Associate Professor Diana Egerton-Warburton |
Monash University’s Clinical Adjunct Associate Professor Diana
Egerton-Warburton is a member of the research team awarded an NHMRC partnership
grant for the important public health project.
Based on an
international model, the intervention has already shown to substantially reduce
violent crimes, street assaults and hospital admissions related to alcohol.

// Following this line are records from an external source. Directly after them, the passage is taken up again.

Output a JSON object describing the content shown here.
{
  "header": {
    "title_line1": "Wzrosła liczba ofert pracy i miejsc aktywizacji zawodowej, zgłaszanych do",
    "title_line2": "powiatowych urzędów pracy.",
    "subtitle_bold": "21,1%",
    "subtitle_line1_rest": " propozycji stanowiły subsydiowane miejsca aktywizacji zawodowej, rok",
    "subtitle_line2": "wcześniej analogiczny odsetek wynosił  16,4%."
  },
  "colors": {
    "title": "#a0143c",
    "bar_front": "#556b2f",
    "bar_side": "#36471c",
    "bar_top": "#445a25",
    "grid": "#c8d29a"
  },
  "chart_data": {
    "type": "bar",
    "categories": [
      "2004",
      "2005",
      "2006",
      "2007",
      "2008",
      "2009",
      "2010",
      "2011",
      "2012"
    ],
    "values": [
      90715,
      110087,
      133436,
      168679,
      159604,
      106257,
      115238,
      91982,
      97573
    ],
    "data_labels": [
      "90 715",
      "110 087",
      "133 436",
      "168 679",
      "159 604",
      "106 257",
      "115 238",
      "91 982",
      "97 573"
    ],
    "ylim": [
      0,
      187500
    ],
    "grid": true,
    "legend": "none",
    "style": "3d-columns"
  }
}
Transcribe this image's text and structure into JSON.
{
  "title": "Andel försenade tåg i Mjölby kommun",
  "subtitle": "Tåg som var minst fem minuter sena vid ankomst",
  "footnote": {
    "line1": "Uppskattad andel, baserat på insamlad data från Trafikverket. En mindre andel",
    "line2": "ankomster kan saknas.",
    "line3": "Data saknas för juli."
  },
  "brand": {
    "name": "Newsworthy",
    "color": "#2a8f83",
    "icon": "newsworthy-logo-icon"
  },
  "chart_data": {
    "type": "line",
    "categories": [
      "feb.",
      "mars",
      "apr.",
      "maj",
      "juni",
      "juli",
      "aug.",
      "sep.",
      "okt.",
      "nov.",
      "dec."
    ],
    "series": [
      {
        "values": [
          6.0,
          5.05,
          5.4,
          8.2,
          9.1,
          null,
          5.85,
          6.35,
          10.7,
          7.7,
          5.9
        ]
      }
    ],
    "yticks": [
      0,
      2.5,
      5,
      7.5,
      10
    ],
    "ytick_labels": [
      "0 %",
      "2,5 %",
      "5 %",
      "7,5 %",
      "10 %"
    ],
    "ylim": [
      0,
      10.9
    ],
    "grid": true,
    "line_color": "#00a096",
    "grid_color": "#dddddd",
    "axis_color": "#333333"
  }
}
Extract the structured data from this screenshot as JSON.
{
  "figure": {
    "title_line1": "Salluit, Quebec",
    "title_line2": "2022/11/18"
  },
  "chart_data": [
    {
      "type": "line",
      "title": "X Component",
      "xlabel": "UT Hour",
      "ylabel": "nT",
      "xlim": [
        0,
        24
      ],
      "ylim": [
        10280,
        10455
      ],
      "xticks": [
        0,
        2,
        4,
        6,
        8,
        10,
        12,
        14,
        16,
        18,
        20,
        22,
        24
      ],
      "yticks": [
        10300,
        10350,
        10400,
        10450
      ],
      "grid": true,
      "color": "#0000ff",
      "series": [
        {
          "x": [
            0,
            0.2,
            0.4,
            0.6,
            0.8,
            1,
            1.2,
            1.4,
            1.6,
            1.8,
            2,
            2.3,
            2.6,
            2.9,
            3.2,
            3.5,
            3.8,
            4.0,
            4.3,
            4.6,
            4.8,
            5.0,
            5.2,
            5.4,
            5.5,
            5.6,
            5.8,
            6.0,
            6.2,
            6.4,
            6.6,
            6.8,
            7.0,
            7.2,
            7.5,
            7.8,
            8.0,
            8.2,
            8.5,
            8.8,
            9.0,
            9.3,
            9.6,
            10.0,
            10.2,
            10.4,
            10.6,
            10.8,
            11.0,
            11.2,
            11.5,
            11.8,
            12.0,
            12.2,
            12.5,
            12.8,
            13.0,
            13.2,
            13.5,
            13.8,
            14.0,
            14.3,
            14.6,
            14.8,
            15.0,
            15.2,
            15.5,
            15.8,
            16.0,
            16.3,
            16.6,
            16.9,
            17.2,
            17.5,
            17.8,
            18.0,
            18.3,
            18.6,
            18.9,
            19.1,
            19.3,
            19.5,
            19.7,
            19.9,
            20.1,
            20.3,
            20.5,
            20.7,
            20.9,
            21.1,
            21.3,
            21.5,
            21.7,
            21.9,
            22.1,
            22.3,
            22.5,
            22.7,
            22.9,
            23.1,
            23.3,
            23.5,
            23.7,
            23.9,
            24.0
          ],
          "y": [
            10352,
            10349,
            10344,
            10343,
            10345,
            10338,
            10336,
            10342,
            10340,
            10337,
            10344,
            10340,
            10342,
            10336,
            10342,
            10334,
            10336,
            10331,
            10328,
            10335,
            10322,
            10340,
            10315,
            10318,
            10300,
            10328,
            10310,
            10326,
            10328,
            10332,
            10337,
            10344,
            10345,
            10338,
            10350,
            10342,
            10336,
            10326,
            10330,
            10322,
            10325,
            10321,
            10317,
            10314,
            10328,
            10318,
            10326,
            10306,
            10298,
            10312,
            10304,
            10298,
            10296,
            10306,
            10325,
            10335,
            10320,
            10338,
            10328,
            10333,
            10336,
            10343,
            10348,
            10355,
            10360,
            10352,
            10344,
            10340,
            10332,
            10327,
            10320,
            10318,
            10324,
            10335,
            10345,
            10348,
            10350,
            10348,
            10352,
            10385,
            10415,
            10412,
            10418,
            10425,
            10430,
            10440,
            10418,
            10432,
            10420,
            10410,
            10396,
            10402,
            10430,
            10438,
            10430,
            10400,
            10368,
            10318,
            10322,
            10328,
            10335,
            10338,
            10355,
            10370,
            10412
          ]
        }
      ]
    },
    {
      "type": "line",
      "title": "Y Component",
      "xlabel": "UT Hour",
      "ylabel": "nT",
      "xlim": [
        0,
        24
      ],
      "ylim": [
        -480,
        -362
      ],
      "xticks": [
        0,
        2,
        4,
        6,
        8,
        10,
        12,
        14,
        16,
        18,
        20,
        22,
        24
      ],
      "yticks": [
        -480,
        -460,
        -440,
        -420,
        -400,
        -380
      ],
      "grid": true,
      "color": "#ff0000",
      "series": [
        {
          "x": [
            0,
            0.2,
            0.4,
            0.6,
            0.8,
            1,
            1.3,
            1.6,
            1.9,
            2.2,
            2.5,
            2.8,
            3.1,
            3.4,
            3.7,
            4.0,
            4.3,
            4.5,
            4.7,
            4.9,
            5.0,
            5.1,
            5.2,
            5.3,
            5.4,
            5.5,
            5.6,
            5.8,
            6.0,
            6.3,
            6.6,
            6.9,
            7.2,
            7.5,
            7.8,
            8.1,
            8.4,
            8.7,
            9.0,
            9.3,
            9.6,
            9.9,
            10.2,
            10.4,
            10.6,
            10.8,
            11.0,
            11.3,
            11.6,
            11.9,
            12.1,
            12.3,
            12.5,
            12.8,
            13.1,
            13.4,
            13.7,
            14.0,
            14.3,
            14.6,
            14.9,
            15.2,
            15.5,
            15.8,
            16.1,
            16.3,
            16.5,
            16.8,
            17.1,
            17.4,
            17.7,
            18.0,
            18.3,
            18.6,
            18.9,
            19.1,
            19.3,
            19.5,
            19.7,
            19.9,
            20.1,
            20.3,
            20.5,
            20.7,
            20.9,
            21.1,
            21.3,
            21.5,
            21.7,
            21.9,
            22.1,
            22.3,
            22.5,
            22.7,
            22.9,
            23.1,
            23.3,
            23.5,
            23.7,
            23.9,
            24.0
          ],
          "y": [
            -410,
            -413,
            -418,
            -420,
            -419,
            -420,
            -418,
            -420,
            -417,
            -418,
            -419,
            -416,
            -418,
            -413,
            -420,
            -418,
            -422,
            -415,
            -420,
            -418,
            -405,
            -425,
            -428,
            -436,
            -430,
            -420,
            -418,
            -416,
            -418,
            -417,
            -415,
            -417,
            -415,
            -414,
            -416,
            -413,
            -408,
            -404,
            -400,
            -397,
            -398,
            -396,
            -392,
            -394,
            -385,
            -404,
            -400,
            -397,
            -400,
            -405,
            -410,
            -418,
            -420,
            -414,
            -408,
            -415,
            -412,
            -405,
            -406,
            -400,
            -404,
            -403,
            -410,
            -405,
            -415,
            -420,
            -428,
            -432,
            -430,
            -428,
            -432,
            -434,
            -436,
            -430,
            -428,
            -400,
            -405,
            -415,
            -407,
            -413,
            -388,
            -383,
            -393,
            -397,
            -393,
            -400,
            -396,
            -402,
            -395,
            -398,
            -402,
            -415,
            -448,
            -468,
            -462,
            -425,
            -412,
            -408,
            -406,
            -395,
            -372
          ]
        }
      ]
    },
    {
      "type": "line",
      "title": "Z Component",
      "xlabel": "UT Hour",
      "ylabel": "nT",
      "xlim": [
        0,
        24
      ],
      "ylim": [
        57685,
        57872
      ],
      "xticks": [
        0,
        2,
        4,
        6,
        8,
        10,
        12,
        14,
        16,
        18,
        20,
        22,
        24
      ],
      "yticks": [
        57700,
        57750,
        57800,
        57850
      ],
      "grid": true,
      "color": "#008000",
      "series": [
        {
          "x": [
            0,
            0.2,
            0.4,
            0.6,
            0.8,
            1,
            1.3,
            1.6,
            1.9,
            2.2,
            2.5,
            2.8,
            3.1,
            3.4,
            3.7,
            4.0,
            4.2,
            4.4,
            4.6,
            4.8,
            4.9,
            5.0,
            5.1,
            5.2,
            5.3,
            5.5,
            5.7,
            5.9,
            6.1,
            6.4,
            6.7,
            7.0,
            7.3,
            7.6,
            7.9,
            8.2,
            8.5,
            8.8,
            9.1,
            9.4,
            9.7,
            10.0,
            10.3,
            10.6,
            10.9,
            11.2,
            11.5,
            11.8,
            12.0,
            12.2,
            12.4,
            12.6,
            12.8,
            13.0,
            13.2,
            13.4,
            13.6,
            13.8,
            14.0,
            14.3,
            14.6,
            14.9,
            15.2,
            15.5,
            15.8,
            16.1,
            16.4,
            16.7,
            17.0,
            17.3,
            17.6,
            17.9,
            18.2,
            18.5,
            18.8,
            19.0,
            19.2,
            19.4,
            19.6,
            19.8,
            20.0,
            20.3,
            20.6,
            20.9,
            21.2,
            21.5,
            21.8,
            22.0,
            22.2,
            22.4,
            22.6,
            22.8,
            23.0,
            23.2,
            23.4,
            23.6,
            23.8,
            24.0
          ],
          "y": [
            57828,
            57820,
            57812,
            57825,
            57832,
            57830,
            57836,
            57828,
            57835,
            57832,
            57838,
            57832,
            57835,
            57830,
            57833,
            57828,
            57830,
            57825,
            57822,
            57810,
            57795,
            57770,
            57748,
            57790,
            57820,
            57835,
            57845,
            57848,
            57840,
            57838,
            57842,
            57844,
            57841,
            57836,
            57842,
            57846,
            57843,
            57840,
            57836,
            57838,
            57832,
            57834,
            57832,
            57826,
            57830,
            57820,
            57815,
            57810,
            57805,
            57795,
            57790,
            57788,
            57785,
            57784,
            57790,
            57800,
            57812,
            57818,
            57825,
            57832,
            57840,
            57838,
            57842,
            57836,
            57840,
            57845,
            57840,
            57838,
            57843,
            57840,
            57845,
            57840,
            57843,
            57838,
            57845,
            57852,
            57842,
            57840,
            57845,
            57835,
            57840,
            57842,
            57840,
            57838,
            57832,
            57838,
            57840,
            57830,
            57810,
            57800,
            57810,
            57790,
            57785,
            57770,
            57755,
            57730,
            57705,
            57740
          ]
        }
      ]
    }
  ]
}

“Our project aims to reduce ED attendances related to risky drinking,
based on the Cardiff model, which has been introduced in more than 80% of emergency
departments in the UK,” said Associate Professor Egerton-Warburton, Director of
Emergency Medicine Research at Monash Health.
Building on the
international evidence and pilot data from Australia, the team will oversee and
evaluate an intervention that aims to reduce alcohol-related injury in the
community through a randomised trial in eight emergency departments in
Victoria, NSW and the ACT.
“In the UK, this public
health project has demonstrated to have a payback of 83 pounds per 1 pound
spent—and has significantly reduced emergency
department injury presentations and police work,” said Associate
Professor Egerton-Warburton.
A key aspect will be the
introduction of mandatory “last-drinks” data collection within existing
hospital IT systems for triage/clinician follow-up.
Associate Professor
Egerton-Warburton said this
project gives emergency clinicians the opportunity to become part of the
solution, not just mop up the end result of alcohol harm.
“This project has the
potential to lead to improved practices in emergency departments across
Australia—helping to reduce the national incidence of alcohol-related harm.”
Led by Professor Peter Miller from Deakin University’s Centre for
Social and Early Emotional Development, the project team will work with
colleagues at St Vincent's
Hospital Australia (Melbourne and Sydney), the Australasian College for
Emergency Medicine, Australian National University, Barwon Health, Calvary
Health Care ACT, Monash Health, University of New South Wales, South West
Health Care, and Cardiff University.
Monash Health will
contribute $430,000 to run the project for 5 years.